Cronaca

Naufragio migranti, l’appello dei familiari delle vittime: "Aiutateci a riportare a casa i nostri cari"

La Rete 26 febbraio si è riunita fuori il piazzale della Prefettura per chiedere giustizia per le morti nel naufragio a Steccato di Cutro

E’ vero che il momento delle lacrime è finito. Adesso servono azioni concrete e di aiuto per le famiglie delle vittime arrivate a Crotone dalla Germania, dal Belgio, dalla Svizzera, dall’Inghilterra e dal nord Italia dopo il tremendo naufragio sulla costa di Steccato di Cutro.
A ribadirlo con forza sono le 200 associazioni calabresi che sono unite in una rete di solidarietà dal nome "Rete 26 febbraio" organizzando un sit- it, nel pomeriggio del 4 marzo, nel piazzale antistante la Prefettura di Crotone.

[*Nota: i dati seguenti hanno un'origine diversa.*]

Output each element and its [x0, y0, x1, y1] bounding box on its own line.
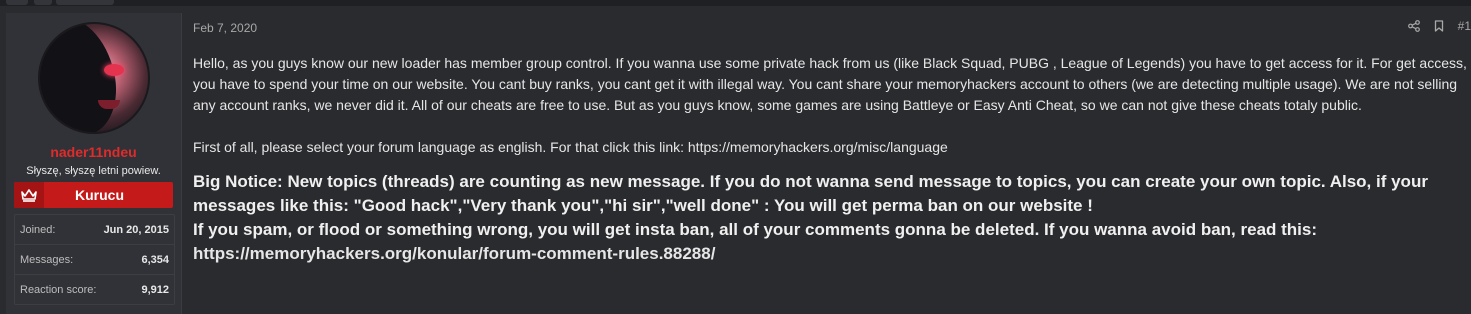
share-icon[interactable]	[1407, 20, 1420, 32]
notice-line-2: If you spam, or flood or something wrong…	[193, 220, 1318, 239]
stat-value: Jun 20, 2015	[103, 223, 169, 236]
user-stats: Joined: Jun 20, 2015 Messages: 6,354 Rea…	[14, 214, 175, 305]
crown-icon	[14, 182, 44, 208]
notice-line-1: Big Notice: New topics (threads) are cou…	[193, 172, 1428, 215]
stat-label: Reaction score:	[20, 283, 97, 296]
avatar-eye	[104, 64, 124, 76]
language-text: First of all, please select your forum l…	[193, 139, 688, 155]
post-body: Hello, as you guys know our new loader h…	[193, 53, 1471, 266]
username-link[interactable]: nader11ndeu	[6, 144, 181, 160]
stat-label: Messages:	[20, 253, 74, 266]
stat-label: Joined:	[20, 223, 56, 236]
bookmark-icon[interactable]	[1434, 20, 1444, 32]
language-link[interactable]: https://memoryhackers.org/misc/language	[688, 139, 948, 155]
intro-paragraph: Hello, as you guys know our new loader h…	[193, 55, 1467, 113]
rules-link[interactable]: https://memoryhackers.org/konular/forum-…	[193, 244, 715, 263]
top-tab[interactable]	[56, 0, 114, 5]
stat-value[interactable]: 6,354	[141, 254, 169, 266]
user-custom-title: Słyszę, słyszę letni powiew.	[26, 165, 161, 177]
post: Feb 7, 2020 #1 Hello, as you guys know o…	[193, 13, 1471, 314]
top-tab[interactable]	[34, 0, 52, 5]
avatar-hair	[40, 24, 126, 132]
top-strip	[0, 0, 1471, 6]
language-paragraph: First of all, please select your forum l…	[193, 137, 1471, 158]
group-banner-label: Kurucu	[75, 187, 124, 203]
post-date[interactable]: Feb 7, 2020	[193, 21, 257, 35]
user-sidebar: nader11ndeu Słyszę, słyszę letni powiew.…	[6, 13, 182, 314]
avatar[interactable]	[38, 22, 150, 134]
user-group-banner: Kurucu	[14, 182, 173, 208]
stat-row-joined: Joined: Jun 20, 2015	[15, 215, 174, 245]
avatar-mouth	[98, 100, 120, 109]
big-notice: Big Notice: New topics (threads) are cou…	[193, 170, 1471, 266]
stat-value: 9,912	[141, 283, 169, 296]
post-number[interactable]: #1	[1458, 19, 1471, 33]
stat-row-messages: Messages: 6,354	[15, 245, 174, 275]
post-actions: #1	[1407, 19, 1471, 33]
stat-row-reaction-score: Reaction score: 9,912	[15, 275, 174, 304]
top-tab[interactable]	[6, 0, 28, 5]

La voce della piazza gremita era unanime: urge una politica comune europea di soccorso, accoglienza e asilo. Un modo di agire condiviso che permetta la creazione di corridoi umanitari per le persone che scappano da guerre e fame, certamente consapevoli di mettere a rischio la propria vita, nella speranza però di poterla vivere finalmente in un paese più giusto.
Tra le numerose persone presenti anche i parenti delle vittime che hanno chiesto a gran voce un aiuto soprattutto per velocizzare l’iter burocratico per lo spostamento delle salme nel paese in cui attualmente vivono. "Io sono stato insieme alle persone arrivate in città per identificare i loro cari – spiega Ramzi Labidi, mediatore culturale – e sono stato con loro durante la visita del presidente Mattarella che ha mostrato la sua vicinanza e ha dato disposizioni immediate per sostenere le famiglie per il loro alloggio. Perché ci sono famiglie che non sapevano dove andare e hanno dormito fuori. Un somalo di 14 anni mi sta chiamando tutti i giorni chiedendo informazioni perché suo fratello è disperso in mare – dice -.Bisogna continuare le ricerche, bisogna dare risposte alle famiglie. Qui, Crotone lotta tutti i giorni per l’immigrazione. E’ una terra difficile già per un italiano immaginate per un immigrato! Abbiamo lottato per il decreto sicurezza – precisa – ma ora ci troviamo a lottare per il decreto naufragi! Basta salvare al mare vittime, basta. Date la possibilità alle Ong di aiutare le persone che sono in fuga dalla guerra".
"Io sono arrivato dal Pakistan da una settimana perché mio nipote è morto – spiega un giovane, ad occhi bassi -. Adesso vorrei il certificato morte ma non si capisce come fare. Volevo chiedere all’ Italia di aiutarci ad avere i documenti dei nostri cari, perché la Prefettura non li da,ma neppure il Comune o la Polizia. Per favore aiutateci".
Anche Mohammad Haroon Faizi, un uomo afghano che vive in Italia dal 2016, ha chiesto di parlare per ringraziare i crotonesi per l’accoglienza, ricordando al Governo italiano "e al signor presidente Mattarella di mantenere la promessa che ci ha fatto. Di facilitare le pratiche burocratiche per i documenti dei nostri cari e per portare le salme nel paese in cui ora viviamo".
Tra la folla vi è una comunità curda ben  integrata in città che ha subito dato aiuto ai connazionali arriavati a Crotone. Certamente i familiari delle vittime vivono un dramma nel dramma. Hanno dovuto riconoscere i loro cari da una fotografia, saltando i rituali della sepoltura sacri per i musulmani, non possono ancora portare nel loro paese i corpi e non è dato sapere quando si celebreranno i funerali. Un lodevole servizio continuano a darlo le associazioni, i volontari, i mediatori culturali che hanno assistito decine di persone dando loro supporto emotivo e psicologico ma soprattutto un abbraccio e una carezza nel momento del dolore più forte, quello del riconoscimento dei cari. Nella piazza fanno eco le urla "Assassini, assassini" mentre la Rete 26 febbraio chiede giustizia e nessuna passerella politica.